Os arquivos destes documentos disponibilizados no site da ANTT são referentes a 2021, utilizados quando da realização das audiências públicas sobre o processo da concessão. O pesquisador questiona, inclusive, uma atualização do mapeamento de riscos, suscitando dúvida se nele serão contemplados os recentes eventos de deslocamento de barreiras na região da Serra do Mar da BR-277 e afundamento de asfalto, por exemplo. “Será que esses riscos não vão implicar em maior custo? Permanece o mesmo do mapeamento? É algo que pode causar paralisação da via, perda de receitas e custo de recuperação maiores”.
Posicionamento da ANTT
A Gazeta do Povo perguntou à ANTT em que etapa estão os editais de licitação dos lotes 1 e 2 dos pedágios e, também, sobre a disponibilização dos documentos atualizados que devem embasar o certame previamente ao lançamento da licitação.
A agência informa que o edital do projeto de concessão do lote 1 das rodovias integradas do Paraná está em fase de análise pela Diretoria da ANTT e, do lote 2, em fase final de análise da área técnica para posterior envio para deliberação da diretoria colegiada.
A deliberação pela diretoria é critério necessário para a publicação do edital de licitação dos pedágios, assim como a assinatura do convênio de delegação das rodovias por parte do governo estadual ao governo federal.
A ANTT informa que a documentação referente aos editais será disponibilizada após aprovação pela diretoria e publicação no Diário Oficial, na área de downloads da página de cada projeto.
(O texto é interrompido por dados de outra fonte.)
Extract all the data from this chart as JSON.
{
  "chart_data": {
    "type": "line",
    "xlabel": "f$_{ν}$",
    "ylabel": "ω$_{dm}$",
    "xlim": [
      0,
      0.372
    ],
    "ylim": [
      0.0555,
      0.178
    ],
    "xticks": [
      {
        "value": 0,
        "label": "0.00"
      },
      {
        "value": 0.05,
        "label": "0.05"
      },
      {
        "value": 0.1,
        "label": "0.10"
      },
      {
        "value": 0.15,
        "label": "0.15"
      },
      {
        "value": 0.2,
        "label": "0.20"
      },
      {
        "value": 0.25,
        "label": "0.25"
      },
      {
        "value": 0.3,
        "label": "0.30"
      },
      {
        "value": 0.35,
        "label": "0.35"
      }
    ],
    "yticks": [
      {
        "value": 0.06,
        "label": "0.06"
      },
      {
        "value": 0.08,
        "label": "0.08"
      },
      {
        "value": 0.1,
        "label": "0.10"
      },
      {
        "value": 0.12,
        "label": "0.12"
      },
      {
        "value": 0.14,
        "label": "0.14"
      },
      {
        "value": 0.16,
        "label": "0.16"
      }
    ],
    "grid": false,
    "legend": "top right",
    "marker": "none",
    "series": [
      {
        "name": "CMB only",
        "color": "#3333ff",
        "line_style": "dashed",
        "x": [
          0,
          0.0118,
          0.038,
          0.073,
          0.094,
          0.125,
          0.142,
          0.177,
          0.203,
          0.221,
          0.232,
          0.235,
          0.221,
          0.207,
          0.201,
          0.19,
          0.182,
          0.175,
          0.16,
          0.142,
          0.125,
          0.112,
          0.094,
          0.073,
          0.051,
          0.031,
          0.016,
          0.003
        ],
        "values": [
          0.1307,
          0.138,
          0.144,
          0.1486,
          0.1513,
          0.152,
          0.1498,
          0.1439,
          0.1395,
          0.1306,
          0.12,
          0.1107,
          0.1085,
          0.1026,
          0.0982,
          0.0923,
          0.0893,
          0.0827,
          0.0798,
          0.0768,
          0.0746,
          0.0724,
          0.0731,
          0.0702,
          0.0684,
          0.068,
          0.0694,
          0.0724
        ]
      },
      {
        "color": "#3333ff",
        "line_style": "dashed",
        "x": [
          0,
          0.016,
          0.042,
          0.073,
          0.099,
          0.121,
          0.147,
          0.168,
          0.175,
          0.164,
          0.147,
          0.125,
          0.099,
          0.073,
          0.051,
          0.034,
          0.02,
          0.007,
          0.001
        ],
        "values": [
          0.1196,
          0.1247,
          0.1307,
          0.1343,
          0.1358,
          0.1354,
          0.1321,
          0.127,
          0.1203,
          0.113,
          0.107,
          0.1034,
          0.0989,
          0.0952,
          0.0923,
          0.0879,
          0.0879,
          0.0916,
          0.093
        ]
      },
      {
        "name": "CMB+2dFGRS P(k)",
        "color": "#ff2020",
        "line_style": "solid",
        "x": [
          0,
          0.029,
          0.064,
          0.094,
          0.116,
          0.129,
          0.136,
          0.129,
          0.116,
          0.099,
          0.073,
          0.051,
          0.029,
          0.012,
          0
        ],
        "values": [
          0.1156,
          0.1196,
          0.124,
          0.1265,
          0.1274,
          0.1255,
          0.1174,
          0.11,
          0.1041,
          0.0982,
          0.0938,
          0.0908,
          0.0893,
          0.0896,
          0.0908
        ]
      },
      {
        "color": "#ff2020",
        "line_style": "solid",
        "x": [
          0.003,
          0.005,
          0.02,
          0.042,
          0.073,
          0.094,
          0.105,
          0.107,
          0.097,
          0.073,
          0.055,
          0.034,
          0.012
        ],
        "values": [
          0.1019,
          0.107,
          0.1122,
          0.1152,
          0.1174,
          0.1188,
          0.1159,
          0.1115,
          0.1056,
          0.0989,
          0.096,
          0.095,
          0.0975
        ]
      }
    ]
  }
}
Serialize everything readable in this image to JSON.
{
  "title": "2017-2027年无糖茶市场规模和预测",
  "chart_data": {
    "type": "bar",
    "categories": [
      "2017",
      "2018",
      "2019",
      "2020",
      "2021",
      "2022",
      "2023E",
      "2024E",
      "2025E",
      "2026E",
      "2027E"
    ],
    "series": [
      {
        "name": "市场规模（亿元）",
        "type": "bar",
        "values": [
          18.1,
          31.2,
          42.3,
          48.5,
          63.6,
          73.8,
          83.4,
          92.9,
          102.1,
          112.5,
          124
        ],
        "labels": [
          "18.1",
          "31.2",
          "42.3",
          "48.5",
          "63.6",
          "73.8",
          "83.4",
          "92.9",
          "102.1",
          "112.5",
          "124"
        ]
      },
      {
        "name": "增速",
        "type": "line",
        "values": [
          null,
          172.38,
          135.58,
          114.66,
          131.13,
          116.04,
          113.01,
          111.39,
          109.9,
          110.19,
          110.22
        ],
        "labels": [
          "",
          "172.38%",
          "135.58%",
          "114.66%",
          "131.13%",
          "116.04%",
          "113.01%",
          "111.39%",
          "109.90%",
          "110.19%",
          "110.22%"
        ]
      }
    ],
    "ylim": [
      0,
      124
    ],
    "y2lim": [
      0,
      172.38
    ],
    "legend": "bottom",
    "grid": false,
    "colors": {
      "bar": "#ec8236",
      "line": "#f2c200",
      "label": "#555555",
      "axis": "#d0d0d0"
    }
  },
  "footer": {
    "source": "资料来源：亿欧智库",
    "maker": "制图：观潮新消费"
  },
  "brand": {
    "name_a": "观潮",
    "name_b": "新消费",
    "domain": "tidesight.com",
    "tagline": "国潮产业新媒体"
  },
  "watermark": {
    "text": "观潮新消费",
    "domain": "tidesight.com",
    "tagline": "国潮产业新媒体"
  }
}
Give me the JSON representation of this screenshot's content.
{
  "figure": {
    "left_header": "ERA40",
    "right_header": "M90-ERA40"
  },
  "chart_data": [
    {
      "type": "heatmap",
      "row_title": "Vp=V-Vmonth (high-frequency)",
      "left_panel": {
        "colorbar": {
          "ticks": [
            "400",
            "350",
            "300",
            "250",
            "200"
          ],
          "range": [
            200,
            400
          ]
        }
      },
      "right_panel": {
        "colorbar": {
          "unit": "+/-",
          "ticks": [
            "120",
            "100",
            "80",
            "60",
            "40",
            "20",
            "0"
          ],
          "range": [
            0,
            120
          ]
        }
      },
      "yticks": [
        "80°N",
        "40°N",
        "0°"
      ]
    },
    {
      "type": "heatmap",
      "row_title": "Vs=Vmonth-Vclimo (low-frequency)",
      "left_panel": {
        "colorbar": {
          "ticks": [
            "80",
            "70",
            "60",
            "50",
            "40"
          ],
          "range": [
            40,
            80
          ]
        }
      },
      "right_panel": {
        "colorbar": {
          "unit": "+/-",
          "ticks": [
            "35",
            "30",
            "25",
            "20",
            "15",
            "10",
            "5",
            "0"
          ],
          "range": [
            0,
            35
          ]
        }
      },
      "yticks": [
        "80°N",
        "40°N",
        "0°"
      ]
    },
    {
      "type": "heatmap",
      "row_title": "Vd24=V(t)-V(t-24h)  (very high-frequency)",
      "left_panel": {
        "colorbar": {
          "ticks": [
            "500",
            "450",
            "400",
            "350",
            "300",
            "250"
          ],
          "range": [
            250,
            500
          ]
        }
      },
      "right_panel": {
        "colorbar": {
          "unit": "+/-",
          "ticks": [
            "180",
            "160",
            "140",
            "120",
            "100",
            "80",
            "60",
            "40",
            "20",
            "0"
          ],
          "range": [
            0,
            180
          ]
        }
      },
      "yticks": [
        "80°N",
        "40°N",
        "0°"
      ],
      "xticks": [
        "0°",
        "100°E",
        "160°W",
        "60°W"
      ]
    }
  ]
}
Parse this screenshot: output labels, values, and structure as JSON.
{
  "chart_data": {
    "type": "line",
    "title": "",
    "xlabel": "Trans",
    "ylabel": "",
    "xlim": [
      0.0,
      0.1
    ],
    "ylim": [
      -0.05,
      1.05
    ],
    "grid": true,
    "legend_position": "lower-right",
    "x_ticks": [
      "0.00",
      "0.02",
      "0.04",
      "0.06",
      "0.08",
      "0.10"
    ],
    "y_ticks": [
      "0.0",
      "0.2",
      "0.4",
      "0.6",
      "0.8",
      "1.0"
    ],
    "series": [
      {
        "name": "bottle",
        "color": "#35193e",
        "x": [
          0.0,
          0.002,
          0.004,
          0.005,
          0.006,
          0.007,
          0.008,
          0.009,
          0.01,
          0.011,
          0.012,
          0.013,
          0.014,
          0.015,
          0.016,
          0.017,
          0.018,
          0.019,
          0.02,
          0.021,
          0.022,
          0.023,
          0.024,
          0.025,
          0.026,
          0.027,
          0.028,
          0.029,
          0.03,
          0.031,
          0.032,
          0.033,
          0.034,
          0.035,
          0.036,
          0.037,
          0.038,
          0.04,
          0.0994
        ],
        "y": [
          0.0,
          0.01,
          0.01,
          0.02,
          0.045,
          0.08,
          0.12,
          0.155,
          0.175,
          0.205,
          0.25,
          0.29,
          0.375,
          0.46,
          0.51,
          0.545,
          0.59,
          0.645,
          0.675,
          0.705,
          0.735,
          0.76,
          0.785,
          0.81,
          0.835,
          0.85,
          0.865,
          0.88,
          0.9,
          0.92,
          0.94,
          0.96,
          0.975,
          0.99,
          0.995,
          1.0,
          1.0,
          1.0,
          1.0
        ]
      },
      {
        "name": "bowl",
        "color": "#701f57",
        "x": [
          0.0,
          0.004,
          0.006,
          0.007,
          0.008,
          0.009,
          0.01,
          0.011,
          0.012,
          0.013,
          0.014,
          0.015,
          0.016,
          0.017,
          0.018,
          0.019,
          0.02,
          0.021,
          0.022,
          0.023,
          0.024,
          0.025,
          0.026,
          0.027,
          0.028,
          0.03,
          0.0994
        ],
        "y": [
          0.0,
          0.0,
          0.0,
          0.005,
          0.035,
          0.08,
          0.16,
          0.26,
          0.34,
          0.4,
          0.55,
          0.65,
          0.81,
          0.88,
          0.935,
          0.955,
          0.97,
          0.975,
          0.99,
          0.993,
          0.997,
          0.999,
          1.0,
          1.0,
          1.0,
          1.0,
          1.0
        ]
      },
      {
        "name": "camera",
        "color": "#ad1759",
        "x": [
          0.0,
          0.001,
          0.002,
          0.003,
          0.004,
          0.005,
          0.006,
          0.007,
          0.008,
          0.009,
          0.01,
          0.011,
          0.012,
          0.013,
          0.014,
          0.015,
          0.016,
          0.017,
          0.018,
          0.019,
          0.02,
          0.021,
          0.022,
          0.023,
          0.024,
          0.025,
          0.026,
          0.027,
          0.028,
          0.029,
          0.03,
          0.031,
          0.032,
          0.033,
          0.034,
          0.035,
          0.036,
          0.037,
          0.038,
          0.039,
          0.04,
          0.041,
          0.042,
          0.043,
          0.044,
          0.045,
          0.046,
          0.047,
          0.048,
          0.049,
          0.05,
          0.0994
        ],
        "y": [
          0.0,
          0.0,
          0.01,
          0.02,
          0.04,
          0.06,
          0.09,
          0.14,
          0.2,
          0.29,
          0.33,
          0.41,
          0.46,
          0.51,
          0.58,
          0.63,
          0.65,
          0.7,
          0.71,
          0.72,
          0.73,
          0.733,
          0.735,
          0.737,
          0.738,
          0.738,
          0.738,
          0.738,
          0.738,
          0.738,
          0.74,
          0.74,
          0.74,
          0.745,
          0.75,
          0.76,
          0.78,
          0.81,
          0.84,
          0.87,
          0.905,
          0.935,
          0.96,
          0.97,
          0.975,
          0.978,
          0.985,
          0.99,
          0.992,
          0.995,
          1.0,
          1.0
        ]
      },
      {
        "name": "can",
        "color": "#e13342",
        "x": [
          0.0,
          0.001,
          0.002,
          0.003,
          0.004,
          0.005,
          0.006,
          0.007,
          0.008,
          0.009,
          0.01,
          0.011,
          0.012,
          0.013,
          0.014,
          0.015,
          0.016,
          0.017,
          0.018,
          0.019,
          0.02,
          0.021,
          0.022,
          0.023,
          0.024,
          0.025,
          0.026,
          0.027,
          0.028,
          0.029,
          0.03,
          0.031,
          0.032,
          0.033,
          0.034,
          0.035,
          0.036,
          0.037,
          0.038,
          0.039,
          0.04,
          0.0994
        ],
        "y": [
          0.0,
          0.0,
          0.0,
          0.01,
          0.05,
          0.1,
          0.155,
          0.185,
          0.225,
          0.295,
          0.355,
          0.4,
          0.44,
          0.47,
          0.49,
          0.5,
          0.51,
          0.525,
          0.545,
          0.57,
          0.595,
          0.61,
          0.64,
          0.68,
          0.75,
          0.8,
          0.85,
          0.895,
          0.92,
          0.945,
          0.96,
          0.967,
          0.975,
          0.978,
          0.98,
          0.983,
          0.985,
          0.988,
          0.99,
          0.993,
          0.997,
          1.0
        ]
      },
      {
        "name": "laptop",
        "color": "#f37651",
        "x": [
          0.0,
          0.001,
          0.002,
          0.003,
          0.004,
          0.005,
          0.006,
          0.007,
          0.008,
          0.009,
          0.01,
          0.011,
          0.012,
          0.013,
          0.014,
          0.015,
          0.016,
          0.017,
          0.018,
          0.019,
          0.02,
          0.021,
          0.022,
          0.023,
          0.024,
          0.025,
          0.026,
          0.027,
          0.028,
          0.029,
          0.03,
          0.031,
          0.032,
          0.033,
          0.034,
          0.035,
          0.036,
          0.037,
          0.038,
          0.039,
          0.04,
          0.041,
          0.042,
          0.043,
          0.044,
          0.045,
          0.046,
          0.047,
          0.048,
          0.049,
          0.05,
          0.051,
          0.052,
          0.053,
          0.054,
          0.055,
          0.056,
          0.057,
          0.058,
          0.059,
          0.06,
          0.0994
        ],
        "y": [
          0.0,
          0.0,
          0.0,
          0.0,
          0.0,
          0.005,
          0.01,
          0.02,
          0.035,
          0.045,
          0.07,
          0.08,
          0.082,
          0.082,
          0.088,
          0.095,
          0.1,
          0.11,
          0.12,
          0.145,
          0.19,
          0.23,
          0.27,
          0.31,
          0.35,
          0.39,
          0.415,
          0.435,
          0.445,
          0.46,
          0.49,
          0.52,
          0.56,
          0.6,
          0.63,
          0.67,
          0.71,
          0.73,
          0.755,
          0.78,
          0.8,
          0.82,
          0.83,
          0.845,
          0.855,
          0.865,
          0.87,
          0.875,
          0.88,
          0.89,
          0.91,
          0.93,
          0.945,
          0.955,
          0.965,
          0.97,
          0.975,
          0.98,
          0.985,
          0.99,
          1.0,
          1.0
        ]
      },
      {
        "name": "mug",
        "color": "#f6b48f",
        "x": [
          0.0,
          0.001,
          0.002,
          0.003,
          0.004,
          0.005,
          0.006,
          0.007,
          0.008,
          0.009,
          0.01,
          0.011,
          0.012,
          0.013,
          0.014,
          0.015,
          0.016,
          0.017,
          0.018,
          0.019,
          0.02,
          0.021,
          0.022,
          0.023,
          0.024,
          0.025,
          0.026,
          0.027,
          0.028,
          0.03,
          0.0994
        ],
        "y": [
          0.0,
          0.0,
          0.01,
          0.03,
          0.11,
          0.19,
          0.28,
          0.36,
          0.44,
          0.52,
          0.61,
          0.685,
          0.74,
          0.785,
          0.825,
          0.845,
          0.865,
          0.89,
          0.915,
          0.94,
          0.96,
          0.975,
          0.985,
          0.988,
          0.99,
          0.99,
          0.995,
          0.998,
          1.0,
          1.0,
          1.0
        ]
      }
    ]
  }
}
Sobre os documentos atualmente disponíveis, de 2021, a agência esclarece que tratam-se dos estudos e minutas de documentos produzidos após a audiência pública e que foram submetidos à análise do TCU. Segundo a agência, após a publicação do Acórdão, os estudos e documentos foram revisados e atualizados, contemplando os ajustes necessários para a publicação do edital, que estarão disponíveis para acesso após aprovação da diretoria.
O órgão diz ainda que o modelo de fiscalização do cumprimento dos contratos de concessão ficará a cargo da ANTT, que utilizará seu escritório local para fiscalizar o trecho com apoio de fiscais de campo e de empresas supervisoras contratadas. Também está sendo discutido Acordo de Cooperação Técnica (ACT) com o governo do Paraná que permitirá troca de informações sobre o andamento dos contratos de concessão paranaenses. Além desse canal, a agência garante que o contrato prevê revisões periódicas em que a sociedade paranaense será ouvida.
O modelo de menor tarifa mais aporte é, por enquanto, proposto para os lotes 1 e 2 das concessões. As prerrogativas dos demais lotes, de 3 a 6, estão em fase de aprovação pelo TCU. A Gazeta do Povo questionou o tribunal quanto ao andamento da análise, mas não obteve resposta até a publicação desta reportagem.
A Gazeta do Povo questionou o Ministério dos Transportes e a assessoria da Presidência da República quanto aos protocolos de assinatura do convênio de delegação das rodovias e a agenda afirmada pelo governo do Estado, ainda sem retorno. A assessoria do governo do Paraná ressalta que as definições cabem ao governo federal, tendo confirmado tão somente a agenda que foi anunciada para esta quarta (3) pelo governador Ratinho Jr. em uma coletiva de imprensa.